Reproductive Organs and Reproduction.—The most conspicuous organ in the female is the large yolk-gland or vitellarium (Figs. 106 and 109, A, vm), which was regarded as the ovary by all the older observers. It consists usually of eight cells, with conspicuous nuclei, lying on the ventral side of the stomach, and frequently displaced to one side; but in most Asplanchnidae it forms a broad transverse band of numerous cells. In Pterodina it is horseshoe-shaped, while in Seisonaceae and Bdelloida it is paired, either gland containing four or eight cells. The true ovary or germarium (Fig. 106, gm) lies more or less hidden between the yolk-gland and the stomach; it is composed of numerous minute rounded cells, of which the hindmost for the time being enlarges by nutrition from the yolk-gland, and finally receives a membranous shell. This true ovary is somewhat lateral in most Rotifers, but is median in Asplanchnidae, and paired in Pterodina, Bdelloida, and Seisonaceae. A membranous covering is common to the ovary and yolk-gland (paired when these are paired); it is continued into a thin-walled tube or oviduct, which opens into the cloaca on its ventral side beyond the bladder or common renal duct.

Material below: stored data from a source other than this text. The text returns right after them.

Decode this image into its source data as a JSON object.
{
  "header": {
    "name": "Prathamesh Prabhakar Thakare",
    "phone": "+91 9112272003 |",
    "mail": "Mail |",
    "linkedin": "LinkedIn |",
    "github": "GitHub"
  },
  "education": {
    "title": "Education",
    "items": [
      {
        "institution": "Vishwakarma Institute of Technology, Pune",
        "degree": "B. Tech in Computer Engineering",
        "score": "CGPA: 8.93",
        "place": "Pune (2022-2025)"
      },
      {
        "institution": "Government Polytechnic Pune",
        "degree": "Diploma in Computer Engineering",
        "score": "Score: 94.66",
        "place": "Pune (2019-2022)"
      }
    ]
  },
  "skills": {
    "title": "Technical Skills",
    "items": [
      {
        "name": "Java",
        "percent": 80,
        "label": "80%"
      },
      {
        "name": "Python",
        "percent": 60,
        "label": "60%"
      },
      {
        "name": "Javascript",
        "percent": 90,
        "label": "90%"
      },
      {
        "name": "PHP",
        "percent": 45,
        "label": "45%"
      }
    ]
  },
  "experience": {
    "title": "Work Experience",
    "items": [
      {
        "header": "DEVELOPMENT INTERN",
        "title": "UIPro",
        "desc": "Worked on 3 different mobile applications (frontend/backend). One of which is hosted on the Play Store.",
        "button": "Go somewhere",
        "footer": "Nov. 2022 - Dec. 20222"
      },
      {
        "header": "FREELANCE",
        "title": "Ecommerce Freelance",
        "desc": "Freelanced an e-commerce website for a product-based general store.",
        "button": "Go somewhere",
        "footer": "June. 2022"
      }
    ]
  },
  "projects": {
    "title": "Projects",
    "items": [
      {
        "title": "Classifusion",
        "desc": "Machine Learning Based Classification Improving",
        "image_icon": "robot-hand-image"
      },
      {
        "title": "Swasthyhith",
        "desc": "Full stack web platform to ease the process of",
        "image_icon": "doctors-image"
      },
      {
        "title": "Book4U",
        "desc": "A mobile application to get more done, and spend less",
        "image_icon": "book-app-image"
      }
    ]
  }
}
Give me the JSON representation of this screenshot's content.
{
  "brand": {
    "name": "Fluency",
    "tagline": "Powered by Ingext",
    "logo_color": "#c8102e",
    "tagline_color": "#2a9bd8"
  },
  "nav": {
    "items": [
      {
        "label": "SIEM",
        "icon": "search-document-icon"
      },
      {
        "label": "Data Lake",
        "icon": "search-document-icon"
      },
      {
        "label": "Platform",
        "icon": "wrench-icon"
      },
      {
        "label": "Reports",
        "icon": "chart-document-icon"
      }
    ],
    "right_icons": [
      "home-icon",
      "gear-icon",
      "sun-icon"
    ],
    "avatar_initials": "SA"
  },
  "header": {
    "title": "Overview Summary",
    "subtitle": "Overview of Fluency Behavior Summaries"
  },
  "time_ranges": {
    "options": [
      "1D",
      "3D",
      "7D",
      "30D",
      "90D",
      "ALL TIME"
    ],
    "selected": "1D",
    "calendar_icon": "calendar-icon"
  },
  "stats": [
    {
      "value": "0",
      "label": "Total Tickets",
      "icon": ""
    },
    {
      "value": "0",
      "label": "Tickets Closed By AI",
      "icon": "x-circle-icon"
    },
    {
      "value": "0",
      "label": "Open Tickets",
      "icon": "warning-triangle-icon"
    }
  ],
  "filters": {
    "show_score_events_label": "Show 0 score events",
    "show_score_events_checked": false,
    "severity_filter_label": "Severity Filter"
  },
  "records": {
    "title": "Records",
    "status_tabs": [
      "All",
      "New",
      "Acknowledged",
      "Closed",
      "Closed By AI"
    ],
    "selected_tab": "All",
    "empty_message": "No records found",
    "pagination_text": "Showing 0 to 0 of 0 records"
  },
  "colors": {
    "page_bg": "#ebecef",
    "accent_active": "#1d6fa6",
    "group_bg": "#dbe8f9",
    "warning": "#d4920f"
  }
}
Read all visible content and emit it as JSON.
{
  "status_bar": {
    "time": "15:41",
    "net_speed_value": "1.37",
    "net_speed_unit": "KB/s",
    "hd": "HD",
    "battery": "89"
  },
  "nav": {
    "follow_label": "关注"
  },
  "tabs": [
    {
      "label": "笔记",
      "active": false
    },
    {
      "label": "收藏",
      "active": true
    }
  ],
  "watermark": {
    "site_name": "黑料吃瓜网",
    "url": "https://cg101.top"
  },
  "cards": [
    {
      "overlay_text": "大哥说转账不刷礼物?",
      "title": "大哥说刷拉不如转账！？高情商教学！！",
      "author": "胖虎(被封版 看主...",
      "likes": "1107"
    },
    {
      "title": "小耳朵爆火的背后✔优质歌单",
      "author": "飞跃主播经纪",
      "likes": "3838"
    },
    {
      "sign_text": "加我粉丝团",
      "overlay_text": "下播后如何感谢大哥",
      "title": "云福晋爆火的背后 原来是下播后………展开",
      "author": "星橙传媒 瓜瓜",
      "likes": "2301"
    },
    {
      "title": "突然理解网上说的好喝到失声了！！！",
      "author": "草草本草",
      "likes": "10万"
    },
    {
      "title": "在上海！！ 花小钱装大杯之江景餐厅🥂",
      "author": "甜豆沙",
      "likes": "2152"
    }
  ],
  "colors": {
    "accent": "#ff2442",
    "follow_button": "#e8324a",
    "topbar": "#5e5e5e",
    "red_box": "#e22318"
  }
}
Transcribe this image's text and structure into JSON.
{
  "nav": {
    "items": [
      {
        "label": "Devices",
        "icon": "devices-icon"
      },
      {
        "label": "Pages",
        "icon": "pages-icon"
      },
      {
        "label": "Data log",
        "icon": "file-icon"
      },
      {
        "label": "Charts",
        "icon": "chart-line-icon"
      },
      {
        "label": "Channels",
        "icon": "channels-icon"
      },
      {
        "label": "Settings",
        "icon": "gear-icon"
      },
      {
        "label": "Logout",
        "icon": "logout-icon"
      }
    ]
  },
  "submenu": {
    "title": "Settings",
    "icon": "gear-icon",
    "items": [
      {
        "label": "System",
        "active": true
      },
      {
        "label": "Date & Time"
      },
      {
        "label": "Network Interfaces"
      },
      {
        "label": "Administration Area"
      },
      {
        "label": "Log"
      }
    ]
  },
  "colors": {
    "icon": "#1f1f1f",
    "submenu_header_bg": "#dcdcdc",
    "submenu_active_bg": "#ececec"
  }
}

In the viviparous species the mature ovum (Fig. 112, em) usually lies in the oviduct, dilating it into a sort of "uterus" until the birth of the young. The ordinary eggs or "summer eggs" are formed without any fertilisation, and develop immediately; they are often hatched within the tube of the tubicolous species.
Under certain conditions the unfertilised females produce exclusively smaller eggs, which develop into males. Maupas[[260]] has demonstrated that a rise in temperature to a minimum of 26° C. (79° F.) is the efficient factor. But as Bergendal points out,[[261]] the critical temperature probably varies with the antecedent conditions of the race, since males occur in Greenland at a very much lower temperature; and it would seem probable that a temperature approaching that at which the pools habitually dry up is what is necessary for the production of males, as a provision for those fertilised eggs, which, having a hard shell often adorned with prickly prominences, and usually remaining for some time before development, are capable of withstanding drought; such eggs are termed "winter eggs," but a better term would be "resting eggs" (German, "Dauereier").[[262]]
Fig. 113.—Diglena catellina. (After Weber.) A, Male; B, the pair in copula; C, female, p, Penis; te, testis.
The male organs consist of a testis (Fig. 113, A, te) with accessory glands, a large seminal vesicle, and a protrusible or projecting penis (p). In Notommata and Diglena true intromission at the cloaca (B) has been seen by many observers; but it appears equally certain that in many cases the male bores into the body-wall of the female at any point, and deposits the spermatozoa in the body-cavity, so that they must pass through the wall of the oviduct to effect fertilisation. Maupas finds that the process of fertilisation is ineffective except upon such newly-hatched females as would otherwise be the parents of small male eggs; that fertilisation is inoperative even for these at a later age when their eggs have begun to mature; and that it is wholly useless for those that lay ordinary summer eggs. The parent of male or winter eggs would thus be comparable to the queen bee, which if not fertilised produces drones. These sexual relations find a close parallel in the Ostracod and Phyllopod Crustacea, as well as in many plant-lice (Homoptera).